Filiz Besim, “Ülke şartları yettiğince hemşirelerin sorunlarını çözmelisiniz. Yasaklama yöntemi tamam değil. Onları üzüyor, kırıyor, çalışma barışını bozuyorsunuz” dedi.
Hemşirelerin en kırgın olduğu konunun “mama skandalı” olduğunu da söyleyen Filiz Besim, “Bu skandaldan sonra sağlık sistemi ekstra bir yara aldı. Sistem çöktü, enkazın altında hemşireler kaldı. Çocuk Yoğun Bakım Servisi’nin de kanatları kırıldı” diye konuştu.
Sağlık Bakanlığı’nın bu olayın hemen sonrasında kendi içinde bağımsız bir denetleme ve sorgulama kurulu kurması gerektiğini de belirten Besim, bu iç soruşturmadan yargının da yararlanabileceğini ifade etti.
Hemşirelerin kreş, lojman, toplu taşıma ile ilgili beklentilerine de dikkat çeken Filiz Besim, hemşirelik okuyanlara artık burs verilmediğini söyledi.
Nakil Tüzüğü konusunda da konuşan Besim, “Bir hemşirenin nereye gideceği bakanın iki dudağı arasındadır” dedi.
Bağımsız Girne Milletvekili Jale Refik-Rogers, sağlık sistemine erişimde sıkıntılar yaşandığını, kanser, MS, romatizma gibi otoimmün rahatsızlığı olan hastaların kurul süreçlerinde yorulduğunu ifade etti.
Bu süreçlerin sadece hasta için değil hasta yakınları için zor olduğunu dile getiren Jale Refik-Rogers, bu bürokratik sistemlerin “hasta olmayanları bile hasta ettiğini” söyledi.
Hekimlerden randevu alınan sistemi de eleştiren Jale Refik-Rogers, ilaç ücretlerinin hastalara geç ödendiğini, sosyal sigortalı hastaların ilaçlar için yüzde 20’den fazla ödeme yaptığına dair bazı bilgiler de olduğunu belirtti.
Sevkler için yapılan kurulların da karmaşık olduğunu, bazı durumlarda hastaların hayatını bile kaybettiğini söyleyen Rogers, İlaç Eczacılık Dairesi’nin verimli çalışamadığını bu yönde yasal bir düzenlemeye ihtiyaç olduğunu kaydetti.
Rogers, “Bu daireyi daha güncel, daha çağdaş bir düzene koymak gerek. Burasının geçici işçilerle çalışan bir yer olmasının önüne geçilmeli” dedi.
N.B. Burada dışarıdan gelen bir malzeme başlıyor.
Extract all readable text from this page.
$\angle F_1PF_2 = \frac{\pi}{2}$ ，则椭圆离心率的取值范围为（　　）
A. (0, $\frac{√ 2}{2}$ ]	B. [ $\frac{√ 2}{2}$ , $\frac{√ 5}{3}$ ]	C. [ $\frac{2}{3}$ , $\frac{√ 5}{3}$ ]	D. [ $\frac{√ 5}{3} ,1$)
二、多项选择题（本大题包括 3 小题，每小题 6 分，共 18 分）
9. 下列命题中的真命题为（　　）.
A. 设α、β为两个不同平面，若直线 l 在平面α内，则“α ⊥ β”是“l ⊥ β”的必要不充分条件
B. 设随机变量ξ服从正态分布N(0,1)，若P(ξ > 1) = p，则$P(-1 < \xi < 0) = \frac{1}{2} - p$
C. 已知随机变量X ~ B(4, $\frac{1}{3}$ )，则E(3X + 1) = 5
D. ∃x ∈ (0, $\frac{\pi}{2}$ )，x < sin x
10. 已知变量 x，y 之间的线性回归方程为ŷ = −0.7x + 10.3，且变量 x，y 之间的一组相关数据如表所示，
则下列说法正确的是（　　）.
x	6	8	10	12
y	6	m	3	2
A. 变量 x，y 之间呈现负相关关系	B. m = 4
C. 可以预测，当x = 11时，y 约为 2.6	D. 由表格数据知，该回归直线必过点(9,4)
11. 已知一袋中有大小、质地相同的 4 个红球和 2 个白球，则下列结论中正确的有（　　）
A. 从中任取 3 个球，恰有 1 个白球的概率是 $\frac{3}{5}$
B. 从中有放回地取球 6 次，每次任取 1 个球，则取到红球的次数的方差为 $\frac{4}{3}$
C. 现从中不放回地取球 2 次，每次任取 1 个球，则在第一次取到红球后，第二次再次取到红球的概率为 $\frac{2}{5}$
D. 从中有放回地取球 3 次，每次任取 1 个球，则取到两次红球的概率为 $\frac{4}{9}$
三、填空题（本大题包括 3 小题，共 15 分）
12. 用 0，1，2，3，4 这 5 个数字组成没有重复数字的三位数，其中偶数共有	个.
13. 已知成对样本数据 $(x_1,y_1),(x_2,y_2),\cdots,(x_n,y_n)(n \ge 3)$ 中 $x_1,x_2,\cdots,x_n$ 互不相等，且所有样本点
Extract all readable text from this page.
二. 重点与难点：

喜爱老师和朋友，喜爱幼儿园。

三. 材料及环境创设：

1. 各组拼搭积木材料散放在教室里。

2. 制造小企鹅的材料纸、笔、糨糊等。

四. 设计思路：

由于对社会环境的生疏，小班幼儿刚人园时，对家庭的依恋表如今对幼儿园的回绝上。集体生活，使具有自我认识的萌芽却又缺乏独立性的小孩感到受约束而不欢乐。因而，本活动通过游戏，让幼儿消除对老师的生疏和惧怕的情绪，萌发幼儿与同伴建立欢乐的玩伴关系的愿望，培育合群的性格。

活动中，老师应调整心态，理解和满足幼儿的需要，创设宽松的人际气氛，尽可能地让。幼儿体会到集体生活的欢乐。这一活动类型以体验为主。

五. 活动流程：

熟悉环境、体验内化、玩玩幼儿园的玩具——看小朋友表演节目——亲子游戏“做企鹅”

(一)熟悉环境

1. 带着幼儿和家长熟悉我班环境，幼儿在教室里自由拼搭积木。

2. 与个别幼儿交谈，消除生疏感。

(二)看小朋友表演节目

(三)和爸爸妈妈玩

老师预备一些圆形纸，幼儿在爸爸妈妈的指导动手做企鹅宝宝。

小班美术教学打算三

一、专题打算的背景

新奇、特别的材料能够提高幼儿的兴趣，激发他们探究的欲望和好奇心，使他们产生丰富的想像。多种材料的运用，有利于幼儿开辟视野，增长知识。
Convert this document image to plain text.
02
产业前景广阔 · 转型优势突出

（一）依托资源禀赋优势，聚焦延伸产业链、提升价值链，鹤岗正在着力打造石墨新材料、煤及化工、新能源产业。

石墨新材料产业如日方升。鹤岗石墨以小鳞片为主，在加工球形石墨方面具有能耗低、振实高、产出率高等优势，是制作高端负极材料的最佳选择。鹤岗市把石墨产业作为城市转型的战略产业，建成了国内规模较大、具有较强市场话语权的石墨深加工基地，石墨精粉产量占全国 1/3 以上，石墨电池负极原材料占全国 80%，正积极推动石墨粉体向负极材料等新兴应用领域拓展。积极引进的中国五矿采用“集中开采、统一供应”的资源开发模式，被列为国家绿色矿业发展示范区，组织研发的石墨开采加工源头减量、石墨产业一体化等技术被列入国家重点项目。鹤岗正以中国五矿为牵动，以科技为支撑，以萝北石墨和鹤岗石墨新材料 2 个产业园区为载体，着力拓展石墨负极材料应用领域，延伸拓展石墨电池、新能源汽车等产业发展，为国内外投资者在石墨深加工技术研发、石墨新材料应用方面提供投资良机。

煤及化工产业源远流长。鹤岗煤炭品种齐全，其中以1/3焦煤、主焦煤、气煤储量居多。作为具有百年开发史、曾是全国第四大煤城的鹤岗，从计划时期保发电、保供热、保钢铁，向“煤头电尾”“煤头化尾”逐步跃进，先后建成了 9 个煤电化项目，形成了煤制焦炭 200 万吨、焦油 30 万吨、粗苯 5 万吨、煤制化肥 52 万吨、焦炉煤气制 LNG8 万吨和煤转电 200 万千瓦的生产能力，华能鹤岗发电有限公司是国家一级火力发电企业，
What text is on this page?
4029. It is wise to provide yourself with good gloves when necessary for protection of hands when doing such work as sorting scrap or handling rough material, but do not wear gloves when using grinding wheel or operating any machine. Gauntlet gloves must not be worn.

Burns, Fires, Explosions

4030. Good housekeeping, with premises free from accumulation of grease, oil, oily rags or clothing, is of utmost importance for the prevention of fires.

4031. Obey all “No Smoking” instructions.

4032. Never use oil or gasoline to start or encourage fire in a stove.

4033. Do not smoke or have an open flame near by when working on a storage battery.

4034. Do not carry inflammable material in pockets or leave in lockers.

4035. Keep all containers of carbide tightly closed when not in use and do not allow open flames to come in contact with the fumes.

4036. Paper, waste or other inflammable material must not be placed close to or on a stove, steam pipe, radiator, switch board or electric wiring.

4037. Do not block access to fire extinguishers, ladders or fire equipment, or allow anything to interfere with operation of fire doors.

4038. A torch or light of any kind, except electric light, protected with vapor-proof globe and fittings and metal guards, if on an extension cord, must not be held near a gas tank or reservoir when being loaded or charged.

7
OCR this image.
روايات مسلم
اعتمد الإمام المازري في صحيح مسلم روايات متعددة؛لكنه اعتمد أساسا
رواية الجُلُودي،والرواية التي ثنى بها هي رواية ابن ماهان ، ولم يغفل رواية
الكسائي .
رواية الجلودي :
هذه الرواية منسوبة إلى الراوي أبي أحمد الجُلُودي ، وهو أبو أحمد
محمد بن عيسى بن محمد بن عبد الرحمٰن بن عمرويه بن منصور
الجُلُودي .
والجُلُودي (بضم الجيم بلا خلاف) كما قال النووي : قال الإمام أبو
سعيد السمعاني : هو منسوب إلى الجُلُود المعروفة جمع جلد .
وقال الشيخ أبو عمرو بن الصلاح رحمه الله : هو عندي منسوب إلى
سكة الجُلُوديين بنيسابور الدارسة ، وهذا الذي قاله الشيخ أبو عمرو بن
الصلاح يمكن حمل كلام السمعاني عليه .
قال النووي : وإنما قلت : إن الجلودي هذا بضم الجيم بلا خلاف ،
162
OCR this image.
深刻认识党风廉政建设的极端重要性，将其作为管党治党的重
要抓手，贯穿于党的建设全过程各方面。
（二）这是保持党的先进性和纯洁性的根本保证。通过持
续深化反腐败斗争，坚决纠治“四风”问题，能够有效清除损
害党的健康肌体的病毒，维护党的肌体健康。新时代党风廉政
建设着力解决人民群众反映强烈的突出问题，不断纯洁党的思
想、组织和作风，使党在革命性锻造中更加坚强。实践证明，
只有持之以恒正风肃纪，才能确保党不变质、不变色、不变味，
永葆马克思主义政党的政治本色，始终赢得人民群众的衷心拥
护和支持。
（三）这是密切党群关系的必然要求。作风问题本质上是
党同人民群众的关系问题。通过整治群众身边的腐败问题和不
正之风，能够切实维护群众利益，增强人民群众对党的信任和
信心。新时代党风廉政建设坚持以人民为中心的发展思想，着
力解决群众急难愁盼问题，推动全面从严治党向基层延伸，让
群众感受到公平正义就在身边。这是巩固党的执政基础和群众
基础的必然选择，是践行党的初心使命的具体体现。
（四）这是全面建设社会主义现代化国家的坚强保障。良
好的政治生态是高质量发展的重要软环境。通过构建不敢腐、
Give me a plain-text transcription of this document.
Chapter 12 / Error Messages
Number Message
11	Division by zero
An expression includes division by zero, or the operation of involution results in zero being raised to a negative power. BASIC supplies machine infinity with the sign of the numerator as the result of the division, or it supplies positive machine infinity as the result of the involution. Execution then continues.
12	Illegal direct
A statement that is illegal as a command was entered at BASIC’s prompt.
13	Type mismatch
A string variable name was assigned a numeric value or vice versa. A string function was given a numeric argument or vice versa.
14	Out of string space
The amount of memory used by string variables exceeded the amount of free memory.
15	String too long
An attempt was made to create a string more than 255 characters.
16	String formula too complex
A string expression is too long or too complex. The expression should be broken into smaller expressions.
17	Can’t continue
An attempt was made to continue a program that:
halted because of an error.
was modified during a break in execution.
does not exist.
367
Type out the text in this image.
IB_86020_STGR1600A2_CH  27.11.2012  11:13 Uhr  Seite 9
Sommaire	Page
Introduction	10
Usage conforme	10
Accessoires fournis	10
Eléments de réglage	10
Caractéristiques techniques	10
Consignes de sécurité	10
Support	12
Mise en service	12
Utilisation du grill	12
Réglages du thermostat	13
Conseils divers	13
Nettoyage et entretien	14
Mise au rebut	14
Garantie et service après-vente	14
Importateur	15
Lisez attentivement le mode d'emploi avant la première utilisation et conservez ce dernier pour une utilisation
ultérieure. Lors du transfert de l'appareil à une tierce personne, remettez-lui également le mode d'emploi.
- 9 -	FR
KKTC’de ilaç konusunda bir kriz masası kurulması gerektiğini belirten, dünyada bu konudaki gelişmelere işaret eden Jale Refik-Rogers, ülkede ilaç üretiminde parlak bir tarihçe olmadığını, bu mekanizmanın yeniden kurulması gerektiğini de ifade etti.
“HIV pozitif” olanlarla ilgili de konuşan Rogers, bu insanların ülkeden deport edilmesinin insan hakkı ihlali olduğunu kaydederek, deport edileceğini bilenlerin kayıt dışı yaşama düşebileceği konusunda da uyarı yaptı.